Weight and zippers aside, it is hard to beat the quality you get from the Nightfall 2 when you consider the $140 price tag. Jumping up in weight savings or material quality will push you closer to the $200 mark. Overall, I thought the Nightfall 2 was easy to set up, spacious, and well equipped for three season camping. Just don’t expect it to bail you out of too many domestic skirmishes…that’s a lot for any tent to handle.

The Good: Easy to set up, roomy, and budget friendly

The Bad: Zipper snags often; a bit heavy for backpacking

The Verdict: The Nightfall 2 is a great option for campers who want three season protection without breaking the bank.

3 comments for “Slumberjack Nightfall 2 Tent teview

  1. whitenoise
    August 23, 2017 at 10:56 am

    Thank you for the review! I was looking at this tent primarily because it is the only one I’ve found at this price point that appears to have all the features I’m looking for. Had a couple of questions about things you touched on in the review:

    Fast Pitch & Pack up – This is extremely important to me. Any idea how much time to pitch and pack up?

    Removable Inner – Did you get a chance to try out the “toggle” style attachments? How much of a PIA is it to remove the inner while leaving the outer setup? And vice versa?

    Zipper quality – You mentioned the zippers being hard to use but did you find the quality and their heft to be generally acceptable?
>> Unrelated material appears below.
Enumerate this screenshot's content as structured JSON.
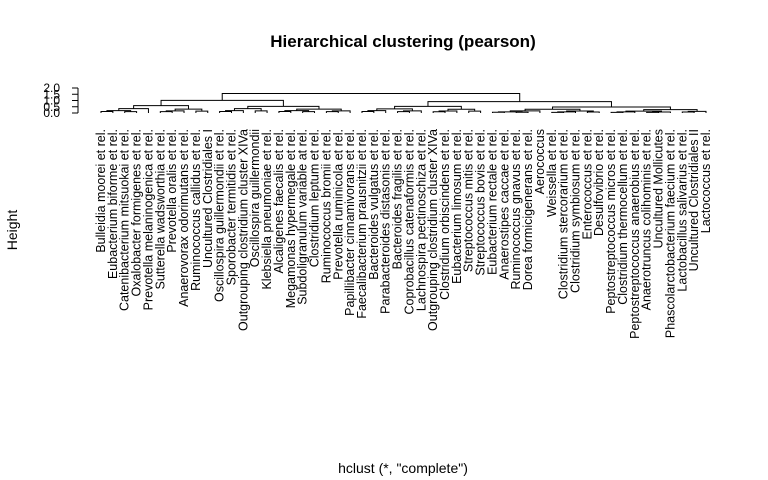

  2. August 24, 2017 at 11:12 pm

    whitenoise-
    Thanks for the questions. I agree with your search: it is tough to find a comparable tent at this price. Hope this helps.
    Fast Pitch/Pack Up- overall very quick. Had it up in 5 minutes in the field. Practiced a couple times at home to dial in the pole setup. Pretty easy. Pack up a bit longer; more like 10 minutes or so. Most difficult part is getting the fly/body rolled up tight enough to fit into the stuff sack. Kind of a PIA but a couple practices makes it easier.

    Removable Inner- I used the toggles to cinch things down a bit tighter than it came out of the box. User friendly, but like the zippers they are a little on the “cheaper” side (feel like they could wear down with extended use). I did not remove the inner body from the fly after setup. I did remove it once at home when the tent was collapsed just to check it out; didn’t seem like it would be a pain.

    Zipper Quality- these are built just fine, my problems were with the zipper tracks. They never seem to be taught enough for an easy zip-up or zip-down. Didn’t think they would break, but were definitely an annoyance every time I used them

  3. whitenoise
    August 25, 2017 at 10:04 am

    Hey Ryan – Thanks for the reply! Bought the Nightfall 3 based on the info here.